Referring to Jesus, Peter told the early believers, “Whom having not seen, ye love; in whom, though now ye see him not, yet believing, ye rejoice with joy unspeakable and full of glory” (1 Pet. 1:8). A little later in the same book, he wrote, “Wherefore also it is contained in the scripture, Behold, I lay in Sion a chief corner stone, elect, precious: and he that believeth on him shall not be confounded. Unto you therefore which believe he is precious” (2:6-7).
In Jesus’s brief time on this earth, the Father revealed how precious his son was to Him. When He was baptized, “The Holy Ghost descended in a bodily shape like a dove upon him, and a voice came from heaven, which said, Thou art my beloved Son; in thee I am well pleased” (Luke 3:22).
During his years of ministry, people were drawn to Him.
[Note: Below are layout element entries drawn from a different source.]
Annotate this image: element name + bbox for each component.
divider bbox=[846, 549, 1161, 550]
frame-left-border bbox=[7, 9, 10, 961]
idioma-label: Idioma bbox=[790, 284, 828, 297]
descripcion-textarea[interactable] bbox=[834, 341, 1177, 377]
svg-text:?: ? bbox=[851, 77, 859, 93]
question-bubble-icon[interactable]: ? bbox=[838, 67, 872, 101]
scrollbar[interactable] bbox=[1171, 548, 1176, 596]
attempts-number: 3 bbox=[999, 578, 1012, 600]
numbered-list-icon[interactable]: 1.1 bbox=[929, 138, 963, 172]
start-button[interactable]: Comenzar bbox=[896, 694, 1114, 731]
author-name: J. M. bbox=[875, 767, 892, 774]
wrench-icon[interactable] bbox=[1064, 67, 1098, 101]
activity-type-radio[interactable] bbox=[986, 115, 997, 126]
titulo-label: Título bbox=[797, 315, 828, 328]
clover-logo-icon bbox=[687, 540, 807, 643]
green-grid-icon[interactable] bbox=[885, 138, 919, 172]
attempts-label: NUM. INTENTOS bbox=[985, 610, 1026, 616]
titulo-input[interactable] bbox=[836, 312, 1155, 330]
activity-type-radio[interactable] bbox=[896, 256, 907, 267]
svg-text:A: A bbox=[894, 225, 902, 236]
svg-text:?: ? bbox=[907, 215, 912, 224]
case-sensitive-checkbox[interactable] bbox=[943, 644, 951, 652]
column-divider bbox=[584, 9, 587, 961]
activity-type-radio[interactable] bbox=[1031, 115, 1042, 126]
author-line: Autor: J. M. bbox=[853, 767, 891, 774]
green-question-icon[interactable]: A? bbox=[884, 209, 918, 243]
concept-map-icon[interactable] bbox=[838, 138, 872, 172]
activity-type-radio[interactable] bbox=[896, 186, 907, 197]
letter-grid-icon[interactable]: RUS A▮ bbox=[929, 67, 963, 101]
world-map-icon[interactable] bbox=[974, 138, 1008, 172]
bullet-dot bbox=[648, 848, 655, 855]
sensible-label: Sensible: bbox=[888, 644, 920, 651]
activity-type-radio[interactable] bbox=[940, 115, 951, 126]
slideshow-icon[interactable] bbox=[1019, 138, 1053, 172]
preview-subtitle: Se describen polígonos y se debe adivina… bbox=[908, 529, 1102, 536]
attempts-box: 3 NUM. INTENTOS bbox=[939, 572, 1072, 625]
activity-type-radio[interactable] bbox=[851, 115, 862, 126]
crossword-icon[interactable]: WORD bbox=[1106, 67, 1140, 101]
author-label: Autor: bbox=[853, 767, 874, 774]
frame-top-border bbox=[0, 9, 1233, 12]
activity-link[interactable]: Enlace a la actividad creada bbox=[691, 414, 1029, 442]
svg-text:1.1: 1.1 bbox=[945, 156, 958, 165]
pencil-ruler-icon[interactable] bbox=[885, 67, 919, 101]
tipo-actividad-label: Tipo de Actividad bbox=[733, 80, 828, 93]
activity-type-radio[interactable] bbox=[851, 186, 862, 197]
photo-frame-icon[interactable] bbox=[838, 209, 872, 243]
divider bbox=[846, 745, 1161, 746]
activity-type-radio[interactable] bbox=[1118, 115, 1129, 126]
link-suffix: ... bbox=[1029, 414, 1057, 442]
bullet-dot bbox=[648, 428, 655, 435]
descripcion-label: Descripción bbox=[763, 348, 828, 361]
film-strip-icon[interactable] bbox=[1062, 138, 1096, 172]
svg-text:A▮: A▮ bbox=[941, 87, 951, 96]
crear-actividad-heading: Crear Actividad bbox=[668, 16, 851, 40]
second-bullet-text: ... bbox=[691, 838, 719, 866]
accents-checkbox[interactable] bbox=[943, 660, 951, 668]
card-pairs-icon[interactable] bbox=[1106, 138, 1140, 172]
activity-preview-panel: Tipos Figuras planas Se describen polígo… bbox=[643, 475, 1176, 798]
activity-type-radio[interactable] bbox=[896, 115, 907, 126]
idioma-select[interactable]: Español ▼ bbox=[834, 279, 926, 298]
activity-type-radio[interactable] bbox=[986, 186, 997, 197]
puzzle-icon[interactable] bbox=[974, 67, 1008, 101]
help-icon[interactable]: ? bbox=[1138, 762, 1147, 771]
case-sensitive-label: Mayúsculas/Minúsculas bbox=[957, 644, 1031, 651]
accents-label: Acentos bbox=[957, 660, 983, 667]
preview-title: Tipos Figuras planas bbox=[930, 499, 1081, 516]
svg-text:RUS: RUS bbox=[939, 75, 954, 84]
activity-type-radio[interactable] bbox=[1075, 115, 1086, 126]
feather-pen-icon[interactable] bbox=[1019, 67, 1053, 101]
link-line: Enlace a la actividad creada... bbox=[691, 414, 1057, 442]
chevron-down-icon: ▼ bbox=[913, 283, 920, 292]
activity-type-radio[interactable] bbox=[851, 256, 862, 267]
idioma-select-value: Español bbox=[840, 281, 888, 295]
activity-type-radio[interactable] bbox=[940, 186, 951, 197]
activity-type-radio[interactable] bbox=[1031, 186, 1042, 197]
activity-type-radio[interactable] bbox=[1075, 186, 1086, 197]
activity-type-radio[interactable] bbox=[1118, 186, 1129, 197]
Although some of them may have had some material motives, multitudes gathered from far and near to hear his teaching and marvel at his nature. “Never man spake like this man” (John 7:46) was reported to his enemies. Jesus’s nature was so pure and humble that parents brought their little children for Him to touch and pray over them. Some wanted to stay with Him and follow Him daily, sensing that what He had to offer could be found nowhere else.
Though He is the theme of a thousand songs and spoken of fondly by many, Jesus’s preciousness is often more of an ideal than a reality. Yet his worth is unquestionable. He is worthy because He created this fabulous universe; “All things were made by him; and without him was not any thing made that was made” (John 1:3). He made it with the knowledge that mankind would turn to sin, and when they did, He would be the one to make an unspeakable sacrifice for their salvation. And He is worthy because He has lovingly accepted us as his brothers and sisters. He stands as our eternal advocate and intercedes for us before the Father and presents us faultless before Him.
“With his stripes we are healed” (Isa. 53:5). Many can speak of experiences of healing. Jesus had a keen interest in the well-being of the sick and handicapped while he lived on earth, and He still does. We wonder at times why our prayers for healing and relief are not answered in the way we wish, but we trust in the faith that He knows best and that all things work together for good to those who love Him.
But the greatest healing that is available to anyone is healing from our sins and the grace to overcome our sinful natures. Only those who have found Jesus’s preciousness can enjoy the fullness of Christian life. It is reserved for the true seekers who realized their soul’s deep needs and searched for Him as men seek for hidden treasure. Unless one senses his own unworthiness and uncleanness, he may not truly perceive how precious Jesus is. When, in our deep need, we call upon Him and He answers with pardon and peace, deep appreciation and love are born in our souls.
After his resurrection and ascension, his followers were filled with the Holy Spirit and demonstrated how precious their savior was to them. They had heard his teachings and known Him in the flesh, but now He was living in their hearts. With unabashed fervency, they preached, taught, and witnessed of Him whom their souls loved. Countless of his followers willingly went to their deaths for their faith. If a right relationship with Christ has done that for believers through the ages, will it not do the same for us?
Several things obscure the blessing and power we are entitled to enjoy in knowing Jesus. Unbelief is a major hindrance. Notice that Peter linked Jesus’s preciousness to faith: “Unto you…which believe he is precious.” When we begin to doubt his love for us or when we question his plan and provision, our joy ebbs away. Soon we question his commandments. Before long, resistance to the truth enters. Until we again choose to believe in Him and his Word, our faith will be weak.
Negligence is another reason why we lose our enthusiasm for Christian living. We become distracted by other interests and leave the first love that once thrilled our hearts. Or we become spiritually lazy and choose to give in to selfish ease rather than humble ourselves to kneel before Him in quiet reverence and waiting.
Then there is a disobedience which will quickly rob us of joy of the presence of Jesus. Instead, we are left with a sense of uneasiness and uncertainty about our standing with God. The pleasure of fellowship with Him eludes us, as does the fellowship with his faithful children. It is not so much the magnitude of the disobediences but the willfulness of them that distances us from the Savior. Only by repentance can we find again that sweet communion.
When believers have found Jesus’s preciousness, He becomes the central focus of their lives. Anything that detracts from serving Him is gladly surrendered. Until we fully surrender to Him, his commands are a burden and his ways unattainable. Jesus’s intimate friendship is enjoyed in the quietness of personal devotion. The warmest and most personal of those moments of communion with Him are not lightly shared with others. They bear a sacredness similar to the most holy place in the tabernacle that was entered only by a solitary individual. The route to the inner chambers with God is a personal one that must be found between each believer and his God.